You can always grow potatoes from other potatoes, but the catch is that they should be organic, free of chemicals that some growers use to inhibit sprouting. Local farmers’ markets are the best sources of potatoes for planting, not foreign options.

What Are the Watering Needs for Potato Plants?

Potatoes need an inch or two of water weekly. Excessive or fewer amounts can cause rotting or growth of misshaped tubers.

How Much Sunlight Does Potato Need Each Day?

Potatoes need at least six hours of natural light daily, but if planting them indoors, you can supplement with artificial light offering two hours for every one sunlight hour.

What Are the Steps To Know How To Grow Brussel Sprouts?

Unlike how to grow potatoes, farmers plant Brussels sprouts in a different seedbed instead of the primary garden or plot.

Another difference is that they go only half an inch deep, and you can plant them closer to each other within a 15cm distance or 3 inches apart if they are big enough.

What Are the Ways To Learn How To Grow Carrots?

While you can transplant them as you do with Brussel Sprouts, Carrots are better off in the garden or their final growing spot since they don’t like tampering with their roots.

You can dig them a quarter of an inch deep and 2-3 inches from each other in foot-wide rows, giving enough room for the seeds to grow independently.

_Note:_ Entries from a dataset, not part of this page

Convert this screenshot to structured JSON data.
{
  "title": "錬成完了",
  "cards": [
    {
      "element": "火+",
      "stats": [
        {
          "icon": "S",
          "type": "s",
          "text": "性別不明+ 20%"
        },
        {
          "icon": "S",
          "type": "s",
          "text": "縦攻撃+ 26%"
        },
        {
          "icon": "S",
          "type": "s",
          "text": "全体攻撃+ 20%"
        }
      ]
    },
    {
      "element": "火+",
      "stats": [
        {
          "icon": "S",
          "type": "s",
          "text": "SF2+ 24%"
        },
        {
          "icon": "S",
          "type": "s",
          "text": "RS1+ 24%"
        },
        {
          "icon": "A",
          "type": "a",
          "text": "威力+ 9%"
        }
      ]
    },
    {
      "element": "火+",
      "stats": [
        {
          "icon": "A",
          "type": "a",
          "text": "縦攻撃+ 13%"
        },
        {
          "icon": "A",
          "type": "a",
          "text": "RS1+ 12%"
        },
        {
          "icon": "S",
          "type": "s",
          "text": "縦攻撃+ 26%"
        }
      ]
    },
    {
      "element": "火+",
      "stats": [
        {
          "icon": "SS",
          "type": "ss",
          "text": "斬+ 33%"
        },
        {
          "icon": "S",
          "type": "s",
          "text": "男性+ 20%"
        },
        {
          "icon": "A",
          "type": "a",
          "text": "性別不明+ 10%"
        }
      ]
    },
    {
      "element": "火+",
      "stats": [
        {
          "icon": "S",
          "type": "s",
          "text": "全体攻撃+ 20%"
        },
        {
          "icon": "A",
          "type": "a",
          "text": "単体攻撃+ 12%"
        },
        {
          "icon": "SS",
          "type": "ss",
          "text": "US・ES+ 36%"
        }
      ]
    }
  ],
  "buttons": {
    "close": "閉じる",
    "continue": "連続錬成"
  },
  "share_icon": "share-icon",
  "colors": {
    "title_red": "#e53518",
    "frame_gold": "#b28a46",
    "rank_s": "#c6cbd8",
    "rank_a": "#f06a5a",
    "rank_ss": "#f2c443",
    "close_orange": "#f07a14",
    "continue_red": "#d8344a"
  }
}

What Are the Steps To Learn How To Grow Green Onions?

Direct planting applies to green onions, but you can also transplant them into the garden. You can place the seeds a quarter of an inch from each other in grid patterns and keep thinning them after sprouting.

What Are the Steps To Learn How To Grow Celery?

You can sow celery from transplants, seeds, or cut-offs from store-bought bunches. You can plant them 8-10 inches from each other or have four of them per square foot, and you can start planting the seeds indoors if you want the best yields.

What Are the Steps To Learn How To Grow Rice?

You can start with rice seeds indoors for about seven weeks to when you want to plant, and once ready, transfer them to your bed in rows 8 inches wide. They need a sunny spot and fertile and well-drained soil.

When To Plant Potatoes in Texas?

The best time to plant potatoes in Texas is in March to early April in zones 6-7 and January and February in zones 9.

When To Plant Potatoes in Ohio?

The best time to plant potatoes in Ohio is in late March to mid-May.